Vers la fin du XVIIième siècle et le début du XVIIIième siècle, on note une évolution du contenu du concept d'intérêt. D'une part, l'intérêt se restreint au domaine économique, il est assimilé à la cupidité, à l'avarice ou à l'appât du lucre. D'autre part, outre sa contribution à l'art de gouverner, on reconnaît à l'intérêt son influence positive sur le comportement des groupes sociaux. L'intérêt suscite un remarquable enthousiasme parmi les penseurs de l'époque, qui être expliqué par les avantages qu'il présente : la prévisibilité et la constance. En effet, il est bien plus facile de gouverner une société composée d'individus poursuivant leur richesse et dont le comportement est par conséquent prévisible et constant qu'une société d'êtres lunatiques soumis à des passions changeantes. Au XVIIIième siècle, Montesquieu, James Steuart et John Millar participent au développement de « la thèse du doux commerce ». Selon Montesquieu et James Steuart, le développement du commerce limite le pouvoir arbitraire du monarque. Pour Montesquieu, le change et la lettre de change privent l'Etat de son pouvoir de « confisquer des biens et d'altérer la monnaie ». Pour James Steuart, l'Etat ne peut plus abuser de son pouvoir en raison de la complexité de la nouvelle structure de l'économie engendrée par le développement des échanges. John Millar met en évidence la capacité de coalition de la nouvelle population marchande et donc sa capacité d'action collective permettant de défendre ses intérêts.
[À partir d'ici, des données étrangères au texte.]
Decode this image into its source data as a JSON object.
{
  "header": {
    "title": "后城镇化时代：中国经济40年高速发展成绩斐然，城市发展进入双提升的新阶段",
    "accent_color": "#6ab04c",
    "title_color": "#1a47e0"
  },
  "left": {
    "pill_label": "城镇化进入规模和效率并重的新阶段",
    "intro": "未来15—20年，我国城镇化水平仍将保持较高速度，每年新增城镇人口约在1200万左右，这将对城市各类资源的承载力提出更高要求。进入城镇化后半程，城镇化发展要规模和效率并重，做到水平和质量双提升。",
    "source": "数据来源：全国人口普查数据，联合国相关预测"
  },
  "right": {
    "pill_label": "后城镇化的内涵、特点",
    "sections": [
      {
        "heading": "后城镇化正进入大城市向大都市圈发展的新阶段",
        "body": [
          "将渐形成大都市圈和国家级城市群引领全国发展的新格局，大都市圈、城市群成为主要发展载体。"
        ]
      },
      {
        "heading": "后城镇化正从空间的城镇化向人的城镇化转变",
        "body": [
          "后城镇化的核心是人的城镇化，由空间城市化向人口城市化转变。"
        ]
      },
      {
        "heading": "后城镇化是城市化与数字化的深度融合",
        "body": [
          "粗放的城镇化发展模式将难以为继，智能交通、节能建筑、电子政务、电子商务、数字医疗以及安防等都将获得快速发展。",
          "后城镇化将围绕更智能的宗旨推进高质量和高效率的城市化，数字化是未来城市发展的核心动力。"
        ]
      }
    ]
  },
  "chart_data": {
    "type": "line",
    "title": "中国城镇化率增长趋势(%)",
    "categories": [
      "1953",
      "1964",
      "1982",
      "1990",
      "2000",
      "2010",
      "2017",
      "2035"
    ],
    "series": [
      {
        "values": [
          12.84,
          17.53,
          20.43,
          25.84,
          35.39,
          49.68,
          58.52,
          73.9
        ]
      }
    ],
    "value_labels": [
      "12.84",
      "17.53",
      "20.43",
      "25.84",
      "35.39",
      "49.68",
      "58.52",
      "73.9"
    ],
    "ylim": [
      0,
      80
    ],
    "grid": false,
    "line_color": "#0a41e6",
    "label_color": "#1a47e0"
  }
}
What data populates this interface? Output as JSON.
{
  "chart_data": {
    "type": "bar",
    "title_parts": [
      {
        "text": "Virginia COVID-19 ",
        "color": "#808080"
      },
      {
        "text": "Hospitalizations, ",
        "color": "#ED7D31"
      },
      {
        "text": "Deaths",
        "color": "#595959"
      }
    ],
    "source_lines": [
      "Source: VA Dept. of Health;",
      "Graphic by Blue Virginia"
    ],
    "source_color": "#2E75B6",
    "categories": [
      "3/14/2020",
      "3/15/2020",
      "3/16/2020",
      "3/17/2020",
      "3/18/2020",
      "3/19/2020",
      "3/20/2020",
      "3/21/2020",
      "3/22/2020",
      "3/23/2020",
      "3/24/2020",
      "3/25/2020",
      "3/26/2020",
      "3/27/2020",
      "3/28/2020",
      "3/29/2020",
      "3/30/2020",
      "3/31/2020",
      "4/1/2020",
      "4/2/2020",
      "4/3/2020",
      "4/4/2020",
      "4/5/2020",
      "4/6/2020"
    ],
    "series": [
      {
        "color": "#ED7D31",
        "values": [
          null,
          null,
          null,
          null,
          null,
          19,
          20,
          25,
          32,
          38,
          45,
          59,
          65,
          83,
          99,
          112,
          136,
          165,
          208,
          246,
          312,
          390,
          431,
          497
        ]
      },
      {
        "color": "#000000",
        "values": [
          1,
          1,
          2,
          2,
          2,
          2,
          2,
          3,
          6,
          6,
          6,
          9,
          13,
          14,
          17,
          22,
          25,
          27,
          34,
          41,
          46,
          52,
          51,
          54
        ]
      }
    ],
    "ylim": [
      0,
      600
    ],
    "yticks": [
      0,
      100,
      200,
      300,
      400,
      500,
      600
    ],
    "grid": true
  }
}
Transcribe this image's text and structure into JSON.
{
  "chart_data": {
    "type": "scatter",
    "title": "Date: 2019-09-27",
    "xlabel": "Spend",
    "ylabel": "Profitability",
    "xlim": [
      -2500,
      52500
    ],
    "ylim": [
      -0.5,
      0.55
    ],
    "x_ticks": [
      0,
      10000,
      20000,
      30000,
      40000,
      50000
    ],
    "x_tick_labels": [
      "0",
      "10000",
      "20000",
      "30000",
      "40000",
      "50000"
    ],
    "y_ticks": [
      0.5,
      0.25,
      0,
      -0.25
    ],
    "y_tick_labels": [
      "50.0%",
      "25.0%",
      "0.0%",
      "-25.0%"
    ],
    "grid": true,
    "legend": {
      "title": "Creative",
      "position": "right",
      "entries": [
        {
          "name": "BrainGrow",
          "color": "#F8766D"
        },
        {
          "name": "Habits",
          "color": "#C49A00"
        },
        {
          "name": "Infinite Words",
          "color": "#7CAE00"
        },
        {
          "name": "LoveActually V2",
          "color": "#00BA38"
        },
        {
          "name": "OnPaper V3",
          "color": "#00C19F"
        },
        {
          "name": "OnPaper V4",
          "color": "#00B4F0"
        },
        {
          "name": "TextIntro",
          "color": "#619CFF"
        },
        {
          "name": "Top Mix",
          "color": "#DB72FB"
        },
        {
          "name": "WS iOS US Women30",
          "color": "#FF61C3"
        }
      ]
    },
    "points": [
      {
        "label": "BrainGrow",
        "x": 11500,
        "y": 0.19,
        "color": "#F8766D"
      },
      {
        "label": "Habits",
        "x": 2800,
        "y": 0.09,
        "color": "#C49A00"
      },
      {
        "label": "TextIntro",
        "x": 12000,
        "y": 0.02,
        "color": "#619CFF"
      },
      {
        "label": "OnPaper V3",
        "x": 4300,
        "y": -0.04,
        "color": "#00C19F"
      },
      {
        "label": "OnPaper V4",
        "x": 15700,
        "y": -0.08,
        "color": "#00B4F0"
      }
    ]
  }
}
A la fin du XVIIIième siècle, la capacité de l'intérêt à lutter contre les passions est ensuite remise en cause. De plus, émerge une vision nouvelle, optimiste quant à la nature humaine. Les passions sont alors réhabilitées. Ce nouveau courant peut être illustré par cette citation de Hume : « nous sommes redevables aux passions d'améliorer un monde dominé par l'intérêt ».